What this book covers
Chapter 1, An Overview of Machine Learning, Classification, and Regression, provides a foundation for the rest of the book by introducing machine learning concepts. It covers how ensemble classification and regression tree models can be enhanced through bagging and boosting and gives an introduction to data preparation and data engineering.
Chapter 2, XGBoost Quick Start Guide with an Iris Data Case Study, uses the classic Iris dataset to walk through a practical example of how to use XGBoost in Python to build a classification model. At the end of the chapter, you will have code you can repurpose for similar classification problems.
Chapter 3, Demystifying the XGBoost Paper, provides a general overview of the XGBoost algorithm and how it works. Through examples with small datasets, you’ll learn about the features and benefits of XGBoost.
Chapter 4, Adding on to the Quick Start – Switching out the Dataset with a Housing Data Case Study, builds on the example in Chapter 2 and provides hands-on experience with XGBoost to make a prediction model. The intention of this chapter in combination with Chapter 2 is to give you an understanding of what code is dataset-specific when using XGBoost and what is independent of the dataset.
Chapter 5, Classification and Regression Trees, Ensembles, and Deep Learning Models – What’s Best for Your Data?, compares multiple algorithms and looks at performance and accuracy measurements to test and compare XGBoost to linear regression, scikit-learn gradient boosting, and random forest models. It gives a detailed explanation of the XGBoost hyperparameters and how you can change them to meet the needs of the data you are modeling.
Chapter 6, Data Cleaning, Imbalanced Data, and Other Data Problems, addresses common problems with real-life datasets. It covers data exploration and cleaning in depth and provides practical code examples for multiple use cases.
Chapter 7, Feature Engineering, explores feature engineering using a Kaggle Housing Prices dataset. You will learn common feature engineering techniques for numerical, temporal, and categorical data, applying them to the dataset.
Chapter 8, Encoding Techniques for Categorical Features, addresses the challenge of converting text data to numerical formats that can be used by machine learning models. This chapter provides practical experience with various encoding techniques.

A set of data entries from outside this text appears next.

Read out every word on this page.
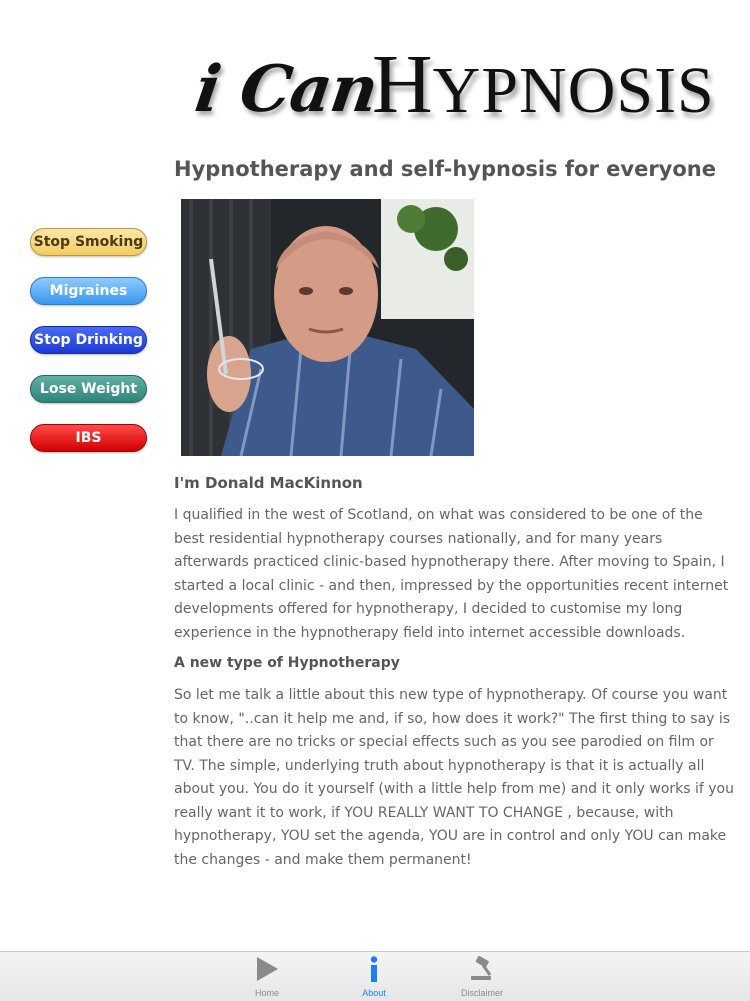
i Can
HYPNOSIS
Hypnotherapy and self-hypnosis for everyone
Stop Smoking
Migraines
Stop Drinking
Lose Weight
IBS
I'm Donald MacKinnon
I qualified in the west of Scotland, on what was considered to be one of the best residential hypnotherapy courses nationally, and for many years afterwards practiced clinic-based hypnotherapy there. After moving to Spain, I started a local clinic - and then, impressed by the opportunities recent internet developments offered for hypnotherapy, I decided to customise my long experience in the hypnotherapy field into internet accessible downloads.
A new type of Hypnotherapy
So let me talk a little about this new type of hypnotherapy. Of course you want to know, "..can it help me and, if so, how does it work?" The first thing to say is that there are no tricks or special effects such as you see parodied on film or TV. The simple, underlying truth about hypnotherapy is that it is actually all about you. You do it yourself (with a little help from me) and it only works if you really want it to work, if YOU REALLY WANT TO CHANGE , because, with hypnotherapy, YOU set the agenda, YOU are in control and only YOU can make the changes - and make them permanent!
Home	About	Disclaimer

Chapter 9, Using XGBoost for Time Series Forecasting, provides an opportunity to apply the data cleaning methods and techniques from Chapter 6 and the feature selection from Chapter 7 to time-series data. You’ll gain practical experience in building an XGBoost model to forecast data and evaluate the prediction.
Chapter 10, Model Interpretability, Explainability, and Feature Importance with XGBoost, explores model interpretability and explainability and gives hands-on experience with extracting feature importance. It is necessary, for transparency and trust, to be able to explain how XGBoost determines its results. This chapter demonstrates five methods for model interpretation.
Chapter 11, Metrics for Model Evaluations and Comparisons, provides hands-on experience with measuring model performance and adjusting hyperparameters, building on the discussion in Chapter 5.
Chapter 12, Managing a Feature Engineering Pipeline in Training and Inference, expands on the concepts and code examples in Chapters 7 and 9 to perform feature engineering for time-series data and use a pipeline to combine feature generation with model training.
Chapter 13, Deploying Your XGBoost Model, covers how to deploy your XGBoost model into a production environment. It discusses how to leverage the multithreaded and distributed compute features of XGBoost, as well as how to package your model into a container for cloud deployment. It discusses model maintenance through REST API calls, providing examples in Python.